The majority of wars in history have occurred in response to economic crises; there have been very few instances in which the world has experienced a slowdown or recession as a result of hostilities. After the First World War, the economy went into a three-year slump from 1918 to 1921.

What causes GDP to rise or fall?

The external balance of trade is the most essential of all the components that make up a country’s GDP. When the total value of products and services sold by local producers to foreign countries surpasses the total value of foreign goods and services purchased by domestic consumers, a country’s GDP rises.

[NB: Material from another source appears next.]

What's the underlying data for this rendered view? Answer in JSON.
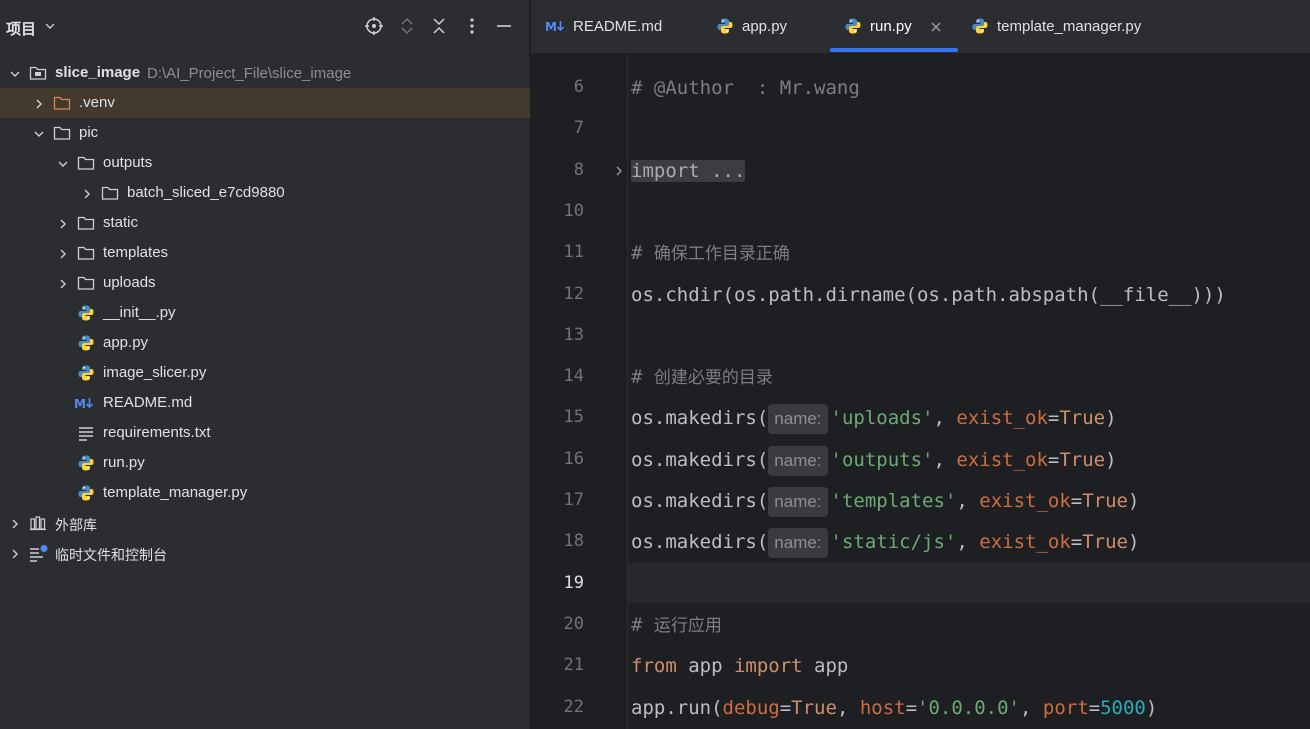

A country is said to have a trade surplus when this happens.

What factors influence a country’s GDP?

Workers will have more leisure time as a result of the increased leisure time available to them, which will allow them to participate in more recreational activities such as weekend terms and cultural activities.

Their efforts are, without a doubt, welfare-enhancing. However, their extra leisure hours are not valued in markets and so are not represented in GDP.

Factor Affecting GDP # 2. Non-Marketed Activities:

All economically significant activities are not traded on a stock exchange. Non-marketed economic activity are excluded from GDP with a few exceptions, such as government services. Unpaid housekeeping services are an example. Another example is non-governmental organization (NGO) volunteer activities, such as free volunteer service and education services provided to disadvantaged children in slums. Without a doubt, such unpaid and unpriced services improve social wellbeing. They are, however, excluded from GDP since estimating their market prices is challenging.

Factor Affecting GDP # 3. Underground Economy:

Many activities are carried out informally. From informal (private) nursing, house cleaning, and child care to organized crime, the underground economy encompasses both legal and illicit operations. Cash is used to pay house cleaners and plumbers. The tax authorities are unaware of such transactions. However, such activities have a negative impact on welfare. They may, without a doubt, increase or decrease societal wellbeing.